BVA president calls for progress on Kept Animals Bill
The Kept Animals Bill could help protect against imported canine diseases such as Brucella canis.
President uses speech at London Dinner to urge progress on legislation.

In his speech at the BVA’s annual London Dinner on 8 March, BVA president Malcolm Morley used the opportunity to press home the importance of the Kept Animals Bill as well as other ongoing issues which the BVA believes the Government must address.

With Lord Benyon, minister for biosecurity, marine and rural affairs, in the audience alongside MPs, peers and veterinary professionals, Dr Morley focused on three key points: the importance of passing the long-promised Kept Animals Bill; the need to introduce legislation to make ‘veterinary nurse’ a protected title; and the importance of a One Health approach.

Speaking about the necessity of the Kept Animals Bill, Dr Morley highlighted how it could help in the fight against Brucella canis.
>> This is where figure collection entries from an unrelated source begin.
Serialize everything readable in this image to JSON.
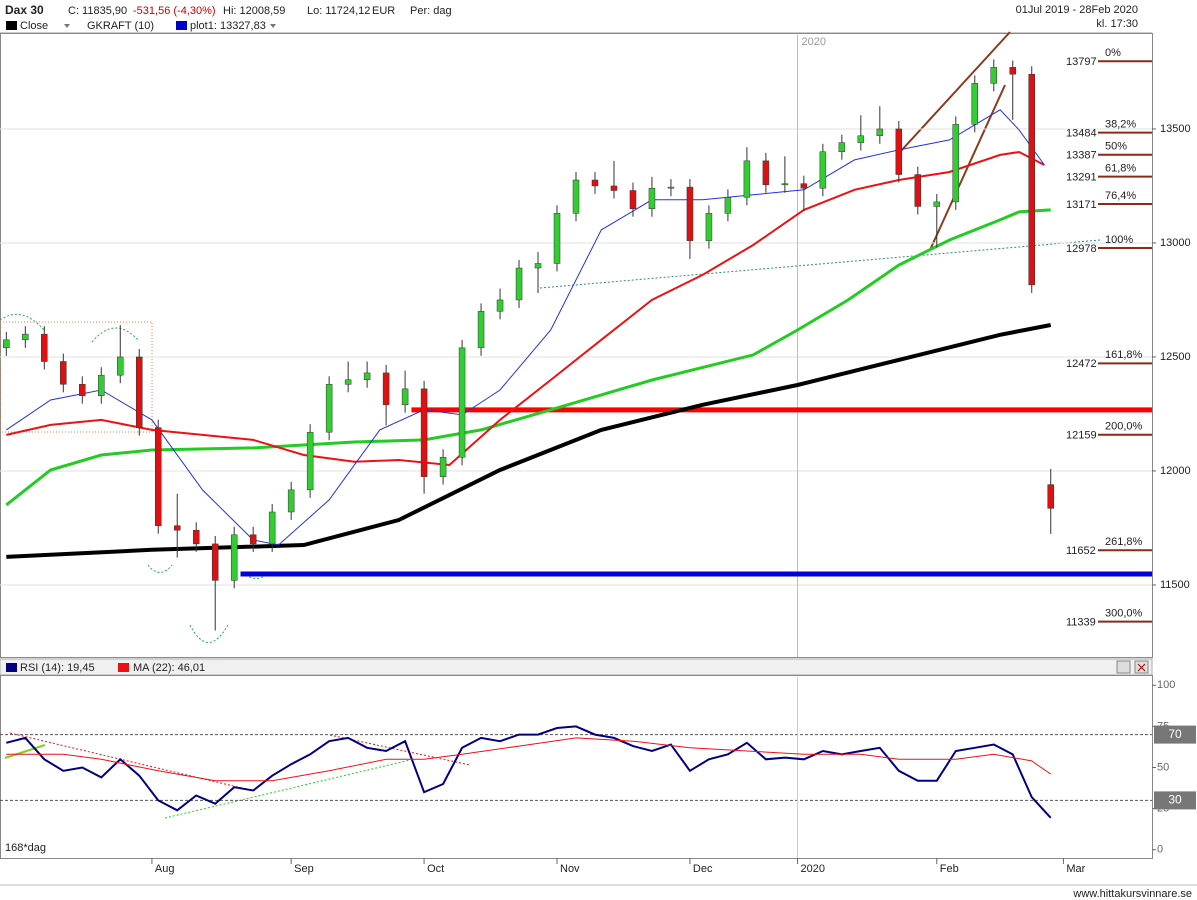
{
  "header": {
    "symbol": "Dax 30",
    "close": "C: 11835,90",
    "change": "-531,56 (-4,30%)",
    "high": "Hi: 12008,59",
    "low": "Lo: 11724,12",
    "currency": "EUR",
    "period": "Per: dag",
    "range": "01Jul 2019 - 28Feb 2020",
    "time": "kl. 17:30",
    "legend": [
      "Close",
      "GKRAFT (10)",
      "plot1: 13327,83"
    ],
    "rsi_legend": [
      "RSI (14): 19,45",
      "MA (22): 46,01"
    ],
    "bars": "168*dag",
    "footer": "www.hittakursvinnare.se"
  },
  "chart_data": [
    {
      "type": "candlestick",
      "xlim": [
        -1,
        181
      ],
      "ylim": [
        11184,
        13912
      ],
      "yticks": [
        11500,
        12000,
        12500,
        13000,
        13500
      ],
      "grid": true,
      "up_color": "#33cc33",
      "down_color": "#dd1111",
      "x": [
        0,
        3,
        6,
        9,
        12,
        15,
        18,
        21,
        24,
        27,
        30,
        33,
        36,
        39,
        42,
        45,
        48,
        51,
        54,
        57,
        60,
        63,
        66,
        69,
        72,
        75,
        78,
        81,
        84,
        87,
        90,
        93,
        96,
        99,
        102,
        105,
        108,
        111,
        114,
        117,
        120,
        123,
        126,
        129,
        132,
        135,
        138,
        141,
        144,
        147,
        150,
        153,
        156,
        159,
        162,
        165
      ],
      "open": [
        12540,
        12575,
        12600,
        12480,
        12380,
        12330,
        12420,
        12500,
        12190,
        11760,
        11740,
        11680,
        11520,
        11720,
        11680,
        11820,
        11917,
        12170,
        12380,
        12400,
        12430,
        12290,
        12360,
        11975,
        12060,
        12540,
        12700,
        12750,
        12890,
        12910,
        13130,
        13276,
        13250,
        13230,
        13150,
        13240,
        13245,
        13010,
        13130,
        13200,
        13360,
        13255,
        13260,
        13240,
        13400,
        13440,
        13470,
        13500,
        13300,
        13160,
        13180,
        13520,
        13700,
        13770,
        13740,
        11940
      ],
      "high": [
        12610,
        12635,
        12635,
        12515,
        12415,
        12455,
        12640,
        12535,
        12225,
        11900,
        11775,
        11715,
        11755,
        11755,
        11855,
        11952,
        12205,
        12415,
        12480,
        12480,
        12465,
        12440,
        12395,
        12095,
        12575,
        12735,
        12800,
        12925,
        12960,
        13165,
        13311,
        13311,
        13360,
        13265,
        13290,
        13280,
        13280,
        13165,
        13235,
        13420,
        13395,
        13380,
        13295,
        13435,
        13475,
        13560,
        13600,
        13535,
        13335,
        13215,
        13555,
        13735,
        13805,
        13800,
        13775,
        12009
      ],
      "low": [
        12505,
        12540,
        12445,
        12345,
        12295,
        12295,
        12385,
        12155,
        11725,
        11620,
        11645,
        11300,
        11485,
        11645,
        11645,
        11785,
        11882,
        12135,
        12345,
        12365,
        12200,
        12255,
        11900,
        11940,
        12025,
        12505,
        12665,
        12715,
        12780,
        12875,
        13095,
        13215,
        13195,
        13115,
        13115,
        13205,
        12930,
        12975,
        13095,
        13165,
        13220,
        13220,
        13140,
        13205,
        13365,
        13405,
        13435,
        13265,
        13125,
        12980,
        13145,
        13485,
        13665,
        13540,
        12781,
        11724
      ],
      "close": [
        12575,
        12600,
        12480,
        12380,
        12330,
        12420,
        12500,
        12190,
        11760,
        11740,
        11680,
        11520,
        11720,
        11680,
        11820,
        11917,
        12170,
        12380,
        12400,
        12430,
        12290,
        12360,
        11975,
        12060,
        12540,
        12700,
        12750,
        12890,
        12910,
        13130,
        13276,
        13250,
        13230,
        13150,
        13240,
        13245,
        13010,
        13130,
        13200,
        13360,
        13255,
        13260,
        13240,
        13400,
        13440,
        13470,
        13500,
        13300,
        13160,
        13180,
        13520,
        13700,
        13770,
        13740,
        12816,
        11836
      ],
      "series": [
        {
          "color": "#000000",
          "width": 4,
          "x": [
            0,
            23,
            47,
            62,
            78,
            94,
            110,
            125,
            141,
            157,
            165
          ],
          "values": [
            11623,
            11654,
            11675,
            11785,
            12004,
            12180,
            12290,
            12377,
            12487,
            12597,
            12640
          ]
        },
        {
          "color": "#22cc22",
          "width": 3,
          "x": [
            0,
            7,
            15,
            23,
            39,
            55,
            66,
            75,
            86,
            102,
            118,
            125,
            133,
            141,
            149,
            157,
            160,
            165
          ],
          "values": [
            11851,
            12004,
            12070,
            12092,
            12101,
            12127,
            12136,
            12180,
            12268,
            12399,
            12509,
            12618,
            12750,
            12903,
            13013,
            13101,
            13136,
            13145
          ]
        },
        {
          "color": "#ee1111",
          "width": 2,
          "x": [
            0,
            7,
            15,
            23,
            31,
            39,
            47,
            55,
            62,
            70,
            78,
            86,
            94,
            102,
            110,
            118,
            126,
            134,
            141,
            149,
            157,
            160,
            164
          ],
          "values": [
            12158,
            12202,
            12224,
            12180,
            12158,
            12136,
            12070,
            12040,
            12048,
            12026,
            12224,
            12399,
            12575,
            12750,
            12860,
            12991,
            13145,
            13233,
            13276,
            13311,
            13386,
            13399,
            13342
          ]
        },
        {
          "color": "#2233dd",
          "width": 1,
          "x": [
            0,
            7,
            15,
            23,
            31,
            39,
            43,
            51,
            59,
            66,
            72,
            78,
            86,
            94,
            102,
            110,
            118,
            126,
            134,
            141,
            149,
            157,
            160,
            164
          ],
          "values": [
            12180,
            12311,
            12355,
            12224,
            11917,
            11697,
            11675,
            11873,
            12180,
            12268,
            12246,
            12355,
            12618,
            13057,
            13189,
            13189,
            13211,
            13233,
            13364,
            13408,
            13452,
            13584,
            13496,
            13342
          ]
        }
      ],
      "hlines": [
        {
          "value": 12268,
          "color": "#ff0000",
          "from": 64
        },
        {
          "value": 11548,
          "color": "#0000dd",
          "from": 37
        }
      ],
      "fib_levels": [
        {
          "value": 13797,
          "label": "0%"
        },
        {
          "value": 13484,
          "label": "38,2%"
        },
        {
          "value": 13387,
          "label": "50%"
        },
        {
          "value": 13291,
          "label": "61,8%"
        },
        {
          "value": 13171,
          "label": "76,4%"
        },
        {
          "value": 12978,
          "label": "100%"
        },
        {
          "value": 12472,
          "label": "161,8%"
        },
        {
          "value": 12159,
          "label": "200,0%"
        },
        {
          "value": 11652,
          "label": "261,8%"
        },
        {
          "value": 11339,
          "label": "300,0%"
        }
      ],
      "fib_color": "#8b2a1a"
    },
    {
      "type": "line",
      "xlim": [
        -1,
        181
      ],
      "ylim": [
        -5,
        105
      ],
      "yticks": [
        0,
        25,
        50,
        75,
        100
      ],
      "levels": [
        70,
        30
      ],
      "xticks": [
        {
          "value": 23,
          "label": "Aug"
        },
        {
          "value": 45,
          "label": "Sep"
        },
        {
          "value": 66,
          "label": "Oct"
        },
        {
          "value": 87,
          "label": "Nov"
        },
        {
          "value": 108,
          "label": "Dec"
        },
        {
          "value": 125,
          "label": "2020"
        },
        {
          "value": 147,
          "label": "Feb"
        },
        {
          "value": 167,
          "label": "Mar"
        }
      ],
      "series": [
        {
          "color": "#000080",
          "x": [
            0,
            3,
            6,
            9,
            12,
            15,
            18,
            21,
            24,
            27,
            30,
            33,
            36,
            39,
            42,
            45,
            48,
            51,
            54,
            57,
            60,
            63,
            66,
            69,
            72,
            75,
            78,
            81,
            84,
            87,
            90,
            93,
            96,
            99,
            102,
            105,
            108,
            111,
            114,
            117,
            120,
            123,
            126,
            129,
            132,
            135,
            138,
            141,
            144,
            147,
            150,
            153,
            156,
            159,
            162,
            165
          ],
          "values": [
            65,
            68,
            55,
            48,
            50,
            44,
            55,
            45,
            30,
            24,
            33,
            28,
            38,
            36,
            45,
            52,
            58,
            66,
            68,
            62,
            60,
            66,
            35,
            40,
            62,
            68,
            66,
            70,
            70,
            74,
            75,
            70,
            68,
            63,
            60,
            64,
            48,
            55,
            58,
            65,
            55,
            56,
            55,
            60,
            58,
            60,
            62,
            48,
            42,
            42,
            60,
            62,
            64,
            58,
            32,
            19.45
          ]
        },
        {
          "color": "#ee1111",
          "x": [
            0,
            9,
            15,
            24,
            33,
            42,
            51,
            60,
            66,
            72,
            81,
            90,
            99,
            108,
            117,
            126,
            135,
            141,
            150,
            156,
            162,
            165
          ],
          "values": [
            58,
            58,
            55,
            48,
            42,
            42,
            48,
            55,
            55,
            58,
            63,
            68,
            66,
            62,
            60,
            58,
            58,
            55,
            55,
            58,
            54,
            46.01
          ]
        }
      ]
    }
  ]
}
Since 2020, there has been a spike in cases of B. Canis, a disease which is not endemic in the UK but is increasingly being seen in imported dogs. There is particular concern about the zoonotic potential of the disease.

Dr. Morley said: “Measures within the [Kept Animals Bill] to prohibit the import of puppies and pregnant bitches would contribute to reducing that risk, particularly alongside much-needed pre-import testing for Brucella canis. Now is the time for us to shut the door on this disease and the Kept Animals Bill will contribute to that.”

The BVA president also spoke about the importance of introducing legal protection for the title of ‘veterinary nurse’ as part of reforms to replace the Veterinary Surgeons Act 1966.

Dr Morley said: “There is also a particularly pressing need to protect the title of ‘veterinary nurse’. Currently any of you in this room could describe yourselves as a veterinary nurse, which is extraordinary, and misleading given the expertise and training of these registered veterinary nurses, and we should all support efforts to secure protection of the title.
“The Royal College of Veterinary Surgeons have led on this issue and together we are clear about the need for reform of the 1966 Act… there are serious implications if this legislation is not reformed, for our professions and the animals we care for. I urge all political parties to include this in their manifestos for the next general election.”

He ended his speech by urging the Government to make a One Health approach a key part of policy development, saying: “Money invested in animal health and national biosecurity goes so much further by also supporting human health, the environment and the sustainability and productivity of our food sector. Investment in the people and infrastructure of public sector veterinary services is vital for the UK.”